All objects are first audited and grouped by parsed assembly and category metadata. For each instance, orientation-independent bounding box dimensions are computed, quantized to model tolerance, and sorted to eliminate rotational dependency. Category-specific identity keys are then constructed: discrete components are resolved through dimension-based equivalence, while linear extrusions are canonicalized through profile signature extraction. Profiles are generated by sectioning each extrusion along its principal axis, extracting a single closed loop, and stabilizing area, perimeter, width, and height metrics via tolerance-based normalization.

These canonical signatures collapse geometrically equivalent parts into stable identity groups independent of placement, rotation, or duplication. Unique profile IDs and length suffixes are assigned per extrusion family, while non-extrusion components receive identifiers derived from categorical and dimensional equivalence.

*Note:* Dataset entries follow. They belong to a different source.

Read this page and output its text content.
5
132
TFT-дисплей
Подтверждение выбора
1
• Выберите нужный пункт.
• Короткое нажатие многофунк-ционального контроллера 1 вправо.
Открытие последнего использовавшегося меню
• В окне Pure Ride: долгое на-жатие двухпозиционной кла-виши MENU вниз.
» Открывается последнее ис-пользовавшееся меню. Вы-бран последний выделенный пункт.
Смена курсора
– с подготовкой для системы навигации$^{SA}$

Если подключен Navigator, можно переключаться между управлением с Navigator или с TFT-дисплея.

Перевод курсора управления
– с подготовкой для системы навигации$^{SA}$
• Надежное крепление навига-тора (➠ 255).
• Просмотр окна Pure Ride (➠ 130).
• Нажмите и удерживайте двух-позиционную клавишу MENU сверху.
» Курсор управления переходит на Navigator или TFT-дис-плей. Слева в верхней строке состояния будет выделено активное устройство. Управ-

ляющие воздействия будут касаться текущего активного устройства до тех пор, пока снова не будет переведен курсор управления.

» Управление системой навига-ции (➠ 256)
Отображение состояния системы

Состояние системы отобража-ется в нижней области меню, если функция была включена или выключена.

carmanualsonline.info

The resolved identity space is compiled into fabrication-ready outputs, including per-assembly BOM tables and a global part inventory. A linear nesting routine applies first-fit decreasing bin packing against fixed stock lengths to evaluate material utilization and waste distribution.

The result is a geometry-driven part identification system that converts unstructured model data into fabrication intelligence through canonicalization, invariant classification, and rule-based compilation.